I'm trying to create a glove model with the data from the kaggle reddit comments challenge. I load the table, pull the body, and now I'm trying to clean the text.
I pulled a small subset (100000 titles) to experiment with, and this is what I have so far:
library(DBI)
require(RSQLite)
library(dplyr)
library(parallel)
library(progress)
library(textclean)
titles = as.character(df$body)
numcores = detectCores()
i = 1
temp = {}
out = {}
while(i <= 100000){
temp = titles[i:(i+1000)] %>%
mclapply(replace_emoji, mc.cores = numcores) %>%
mclapply(replace_url, mc.cores = numcores) %>%
mclapply(replace_contraction, mc.cores = numcores) %>%
mclapply(gsub, pattern = "[^[:alnum:][:space:]]",replacement = "") %>%
mclapply(replace_number, mc.cores = numcores)
i = i+1000
out = c(out, temp)
print(i)
}
But it seems to bet hung in random places. It doesn't cause an error, it just stops. When I look at my activity monitor, I see the CPU usage just drop and never recover.
I don't know what I would need to provide to make this request easier to decompose, so please let me know, and I'll edit it in.

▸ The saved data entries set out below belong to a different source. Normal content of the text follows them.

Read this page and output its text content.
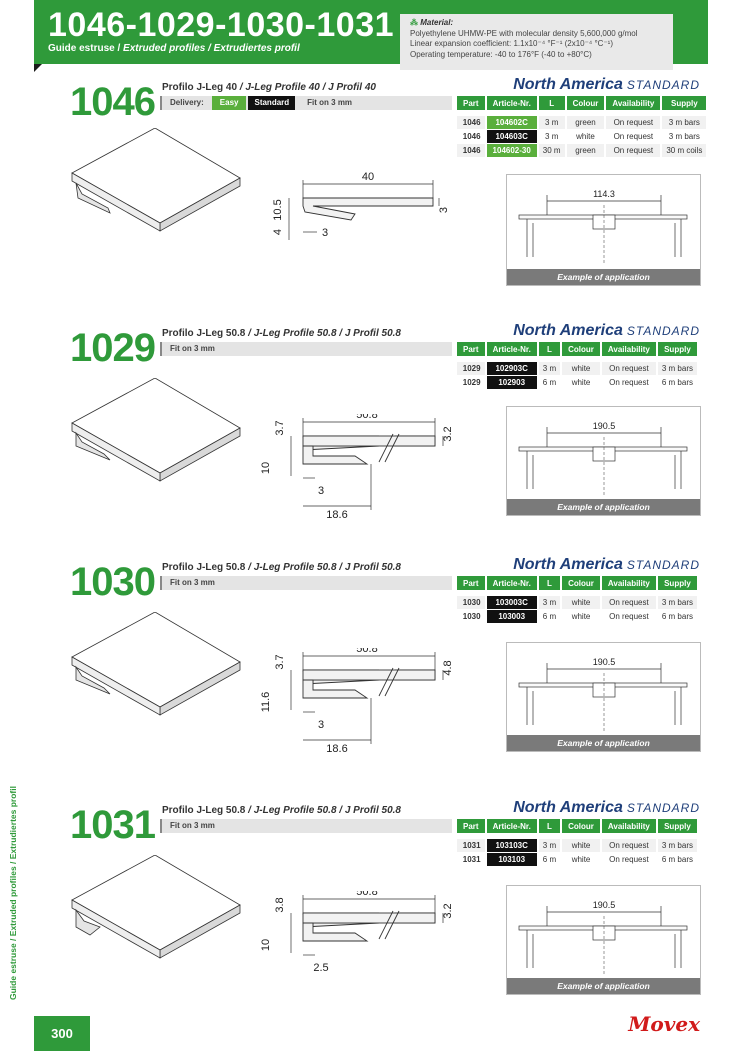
1046-1029-1030-1031
Guide estruse / Extruded profiles / Extrudiertes profil
⁂ Material:
Polyethylene UHMW-PE with molecular density 5,600,000 g/mol
Linear expansion coefficient: 1.1x10⁻⁴ °F⁻¹ (2x10⁻⁴ °C⁻¹)
Operating temperature: -40 to 176°F (-40 to +80°C)
Guide estruse / Extruded profiles / Extrudiertes profil
1046 Profilo J-Leg 40 / J-Leg Profile 40 / J Profil 40	North America STANDARD
Delivery: Easy Standard Fit on 3 mm	Part	Article-Nr.	L	Colour	Availability	Supply

1046	104602C	3 m	green	On request	3 m bars
1046	104603C	3 m	white	On request	3 m bars
1046	104602-30	30 m	green	On request	30 m coils
40
10.5
4
3
3
114.3
Example of application
1029 Profilo J-Leg 50.8 / J-Leg Profile 50.8 / J Profil 50.8	North America STANDARD
Fit on 3 mm	Part	Article-Nr.	L	Colour	Availability	Supply

1029	102903C	3 m	white	On request	3 m bars
1029	102903	6 m	white	On request	6 m bars
50.8
3.7
10
3.2
3
18.6
190.5
Example of application
1030 Profilo J-Leg 50.8 / J-Leg Profile 50.8 / J Profil 50.8	North America STANDARD
Fit on 3 mm	Part	Article-Nr.	L	Colour	Availability	Supply

1030	103003C	3 m	white	On request	3 m bars
1030	103003	6 m	white	On request	6 m bars
50.8
3.7
11.6
4.8
3
18.6
190.5
Example of application
1031 Profilo J-Leg 50.8 / J-Leg Profile 50.8 / J Profil 50.8	North America STANDARD
Fit on 3 mm	Part	Article-Nr.	L	Colour	Availability	Supply

1031	103103C	3 m	white	On request	3 m bars
1031	103103	6 m	white	On request	6 m bars
50.8
3.8
10
3.2
2.5
190.5
Example of application
300	Movex
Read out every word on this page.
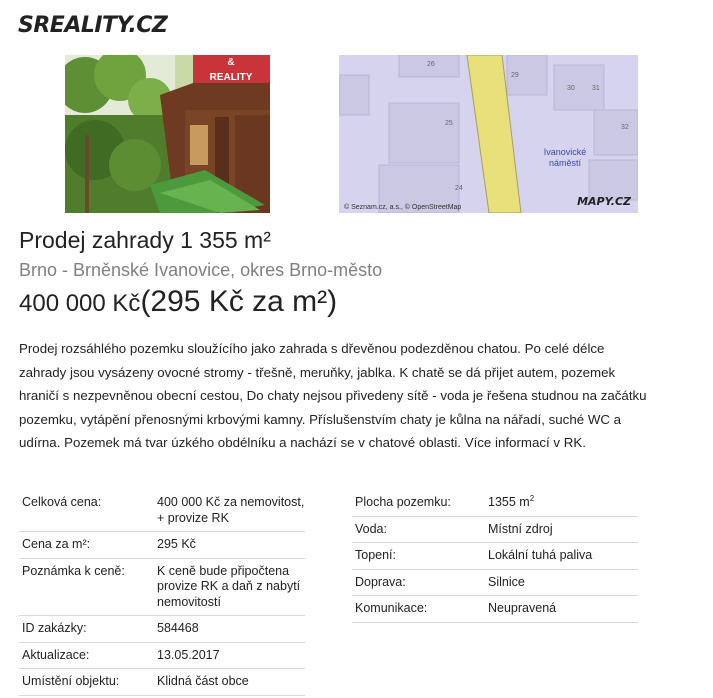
SREALITY.CZ
&
REALITY
26
29
30 31
32
25
24
Ivanovické
náměstí
© Seznam.cz, a.s., © OpenStreetMap	MAPY.CZ
Prodej zahrady 1 355 m²
Brno - Brněnské Ivanovice, okres Brno-město
400 000 Kč(295 Kč za m²)
Prodej rozsáhlého pozemku sloužícího jako zahrada s dřevěnou podezděnou chatou. Po celé délce zahrady jsou vysázeny ovocné stromy - třešně, meruňky, jablka. K chatě se dá přijet autem, pozemek hraničí s nezpevněnou obecní cestou, Do chaty nejsou přivedeny sítě - voda je řešena studnou na začátku pozemku, vytápění přenosnými krbovými kamny. Příslušenstvím chaty je kůlna na nářadí, suché WC a udírna. Pozemek má tvar úzkého obdélníku a nachází se v chatové oblasti. Více informací v RK.
Celková cena:	400 000 Kč za nemovitost, + provize RK
Cena za m²:	295 Kč
Poznámka k ceně:	K ceně bude připočtena provize RK a daň z nabytí nemovitostí
ID zakázky:	584468
Aktualizace:	13.05.2017
Umístění objektu:	Klidná část obce
Plocha pozemku:	1355 $m^2$
Voda:	Místní zdroj
Topení:	Lokální tuhá paliva
Doprava:	Silnice
Komunikace:	Neupravená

Am I using mclapply wrong?
Im using a mac 16 GB i7, with 8 cores.
Edit: I have looked around and found answers like this and this but they did not help me. Also, it seems to work if I just use lapply.
Nested loops caused a problem. One repetition of the parallel loop should not be waiting for the other loop repetition to proceed. A deadlock is occurred in case the parallel loop is determined to be repeated sequentially.
Parallel work does not always produce good efficiency.